Thursday, December 11, 2008

Another Small Step for the Plebiscitary Process

Stephanie Condon's latest Politics and Law report for CNET News is once again on the scent of the consequences of an unbridled alliance between technology and governance:

President-elect Barack Obama's transition team on Wednesday launched a tool on its transition site that utilizes the collaborative nature of Web 2.0 tools to bring to attention issues that matter to voters.

Its "Open for Questions" tool allows visitors to submit a question for the transition team and, much like Digg, allows users to vote for other people's questions they find important or vote against questions they don't like. The most popular questions will be regularly answered by the Obama team.

As of Wednesday evening, 159,890 had voted on 1,986 questions from 3,255 people. The most popular question was, "What will you do to establish transparency and safeguards against waste with the rest of the Wall Street bailout money?" The second most popular question was, "What will you do as President to restore the Constitutional protections that have been subverted by the Bush Administration and how will you ensure that our system of checks and balances is renewed?"

Obama's advisers had previously indicated that the president-elect would use such a collaborative approach to come up with solutions for problems like regulating the privacy terms for electronic health records.

"That's the kind of thing that shouldn't be decided by one person in the new administration," Obama adviser Reed Hundt said in October.

Regular readers may remember that the above remark by Hundt had earned him the final Chutzpah of the Week award for the month of October, basically for promoting his "wisdom of the crowds" mantra against a background knowledge of governance that seemed to run the gamut from naive to flat-out ignorant.

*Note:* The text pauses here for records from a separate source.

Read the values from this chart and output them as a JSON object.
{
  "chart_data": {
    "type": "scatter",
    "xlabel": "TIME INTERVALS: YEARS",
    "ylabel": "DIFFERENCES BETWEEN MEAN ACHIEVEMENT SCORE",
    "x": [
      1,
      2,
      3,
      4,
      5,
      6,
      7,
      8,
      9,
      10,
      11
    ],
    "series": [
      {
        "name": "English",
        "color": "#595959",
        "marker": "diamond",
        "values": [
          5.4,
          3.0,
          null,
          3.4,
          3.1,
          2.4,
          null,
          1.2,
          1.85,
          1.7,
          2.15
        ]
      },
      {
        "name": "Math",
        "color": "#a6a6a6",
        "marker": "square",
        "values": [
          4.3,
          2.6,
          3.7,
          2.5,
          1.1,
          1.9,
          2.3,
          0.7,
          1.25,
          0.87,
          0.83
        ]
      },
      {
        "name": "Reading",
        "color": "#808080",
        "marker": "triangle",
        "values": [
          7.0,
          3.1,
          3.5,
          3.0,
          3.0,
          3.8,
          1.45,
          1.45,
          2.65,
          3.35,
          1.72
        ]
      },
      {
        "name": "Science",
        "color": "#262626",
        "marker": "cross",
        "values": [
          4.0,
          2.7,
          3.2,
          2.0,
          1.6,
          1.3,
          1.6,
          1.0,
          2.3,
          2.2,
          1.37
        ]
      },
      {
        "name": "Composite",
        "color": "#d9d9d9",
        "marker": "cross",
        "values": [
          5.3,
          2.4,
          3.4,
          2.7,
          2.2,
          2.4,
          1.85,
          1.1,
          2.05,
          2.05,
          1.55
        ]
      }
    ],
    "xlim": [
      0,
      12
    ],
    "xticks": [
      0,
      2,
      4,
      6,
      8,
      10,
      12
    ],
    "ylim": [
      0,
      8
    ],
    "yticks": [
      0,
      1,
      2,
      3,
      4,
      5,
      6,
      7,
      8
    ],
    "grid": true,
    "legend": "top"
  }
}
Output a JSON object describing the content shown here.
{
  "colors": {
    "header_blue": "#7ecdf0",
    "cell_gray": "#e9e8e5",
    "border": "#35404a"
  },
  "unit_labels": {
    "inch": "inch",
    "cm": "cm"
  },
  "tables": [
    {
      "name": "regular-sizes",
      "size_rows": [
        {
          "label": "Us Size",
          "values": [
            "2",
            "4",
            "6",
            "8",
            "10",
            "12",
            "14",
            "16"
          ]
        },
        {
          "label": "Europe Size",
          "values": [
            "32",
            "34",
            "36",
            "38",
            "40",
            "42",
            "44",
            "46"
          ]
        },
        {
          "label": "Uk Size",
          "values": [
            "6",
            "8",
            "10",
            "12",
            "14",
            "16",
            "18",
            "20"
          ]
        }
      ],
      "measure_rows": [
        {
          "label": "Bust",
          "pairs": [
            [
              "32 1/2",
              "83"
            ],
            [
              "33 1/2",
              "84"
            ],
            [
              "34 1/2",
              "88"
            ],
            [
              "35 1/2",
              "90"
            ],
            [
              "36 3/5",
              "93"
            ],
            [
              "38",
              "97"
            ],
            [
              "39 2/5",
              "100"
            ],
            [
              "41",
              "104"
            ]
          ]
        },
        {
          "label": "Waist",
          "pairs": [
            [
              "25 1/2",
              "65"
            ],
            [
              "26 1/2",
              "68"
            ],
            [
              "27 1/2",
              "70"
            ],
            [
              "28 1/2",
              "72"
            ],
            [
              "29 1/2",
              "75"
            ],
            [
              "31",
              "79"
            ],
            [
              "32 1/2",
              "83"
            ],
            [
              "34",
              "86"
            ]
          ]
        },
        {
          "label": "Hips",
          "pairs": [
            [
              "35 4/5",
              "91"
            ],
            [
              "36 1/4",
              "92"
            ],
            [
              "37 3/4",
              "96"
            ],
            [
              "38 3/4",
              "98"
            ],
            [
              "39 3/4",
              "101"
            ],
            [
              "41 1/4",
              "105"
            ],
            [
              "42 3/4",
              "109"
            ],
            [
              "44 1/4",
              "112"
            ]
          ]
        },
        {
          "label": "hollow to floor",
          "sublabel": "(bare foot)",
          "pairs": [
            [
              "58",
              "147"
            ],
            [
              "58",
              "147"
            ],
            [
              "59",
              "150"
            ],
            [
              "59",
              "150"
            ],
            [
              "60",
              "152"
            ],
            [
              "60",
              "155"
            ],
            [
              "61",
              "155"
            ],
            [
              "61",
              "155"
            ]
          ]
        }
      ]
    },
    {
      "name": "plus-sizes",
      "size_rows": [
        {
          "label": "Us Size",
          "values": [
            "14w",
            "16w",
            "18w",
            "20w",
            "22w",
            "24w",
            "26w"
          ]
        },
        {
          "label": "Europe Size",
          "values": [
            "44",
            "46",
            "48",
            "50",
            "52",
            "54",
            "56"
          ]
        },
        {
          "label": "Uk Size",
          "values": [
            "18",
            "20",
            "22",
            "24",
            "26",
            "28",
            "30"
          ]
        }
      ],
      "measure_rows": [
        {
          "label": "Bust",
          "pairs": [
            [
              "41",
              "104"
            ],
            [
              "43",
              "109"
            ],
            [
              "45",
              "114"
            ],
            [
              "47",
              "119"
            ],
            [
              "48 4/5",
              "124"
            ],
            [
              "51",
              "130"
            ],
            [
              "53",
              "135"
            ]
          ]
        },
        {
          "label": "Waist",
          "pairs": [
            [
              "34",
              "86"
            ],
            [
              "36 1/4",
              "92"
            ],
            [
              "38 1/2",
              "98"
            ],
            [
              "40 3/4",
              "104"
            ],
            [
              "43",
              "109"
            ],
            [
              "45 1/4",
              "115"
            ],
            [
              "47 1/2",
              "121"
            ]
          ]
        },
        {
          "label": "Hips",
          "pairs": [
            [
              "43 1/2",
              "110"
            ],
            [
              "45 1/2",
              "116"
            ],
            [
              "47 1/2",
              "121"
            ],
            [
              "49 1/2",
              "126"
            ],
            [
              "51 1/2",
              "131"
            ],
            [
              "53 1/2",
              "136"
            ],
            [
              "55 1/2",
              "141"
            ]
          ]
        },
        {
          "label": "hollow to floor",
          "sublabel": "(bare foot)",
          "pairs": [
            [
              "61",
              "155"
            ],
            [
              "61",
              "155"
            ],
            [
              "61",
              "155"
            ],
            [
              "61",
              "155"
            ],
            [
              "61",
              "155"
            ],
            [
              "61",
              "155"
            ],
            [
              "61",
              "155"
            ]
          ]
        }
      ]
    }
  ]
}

Condon may thus have tapped into Hundt as one of the key Obama advisers responsible for undermining (perhaps, if not probably, inadvertently) our Constitutional foundations of a representative government with a plebiscitary process that is not only susceptible to predatory practices (as some of the comments to Condon's report recognized) but also has a historical track record as a predisposing, if not instrumental, cause of the establishment of fascist practices. I realize that an adjective like "ignorant" has a hyperbolic ring to it; but, as I had argued in making my "chutzpah case," Hundt is so hung up on that "wisdom of crowds" that he seems to have blocked out arguments to the contrary that can be found not only in The Federalist but also in far older sources such as Plato (and possibly Juvenal).

We have heard much about how Barack Obama values diversity of opinions and perspectives in policy matters concerning issues such as the economy, foreign relations, and homeland security. Unfortunately, when it comes to the Constitutional basics (in which he was so well-versed as an academic) concerning the relationship between government and the "Consent of the Governed," he may have fallen under the influence of Web 2.0 Kool-Aid on the grounds that it was Web 2.0 thinking that led to his winning the election. The President Elect is clearly a busy man right now; but someone needs to help him recover his sense of reality regarding his relation to his electorate!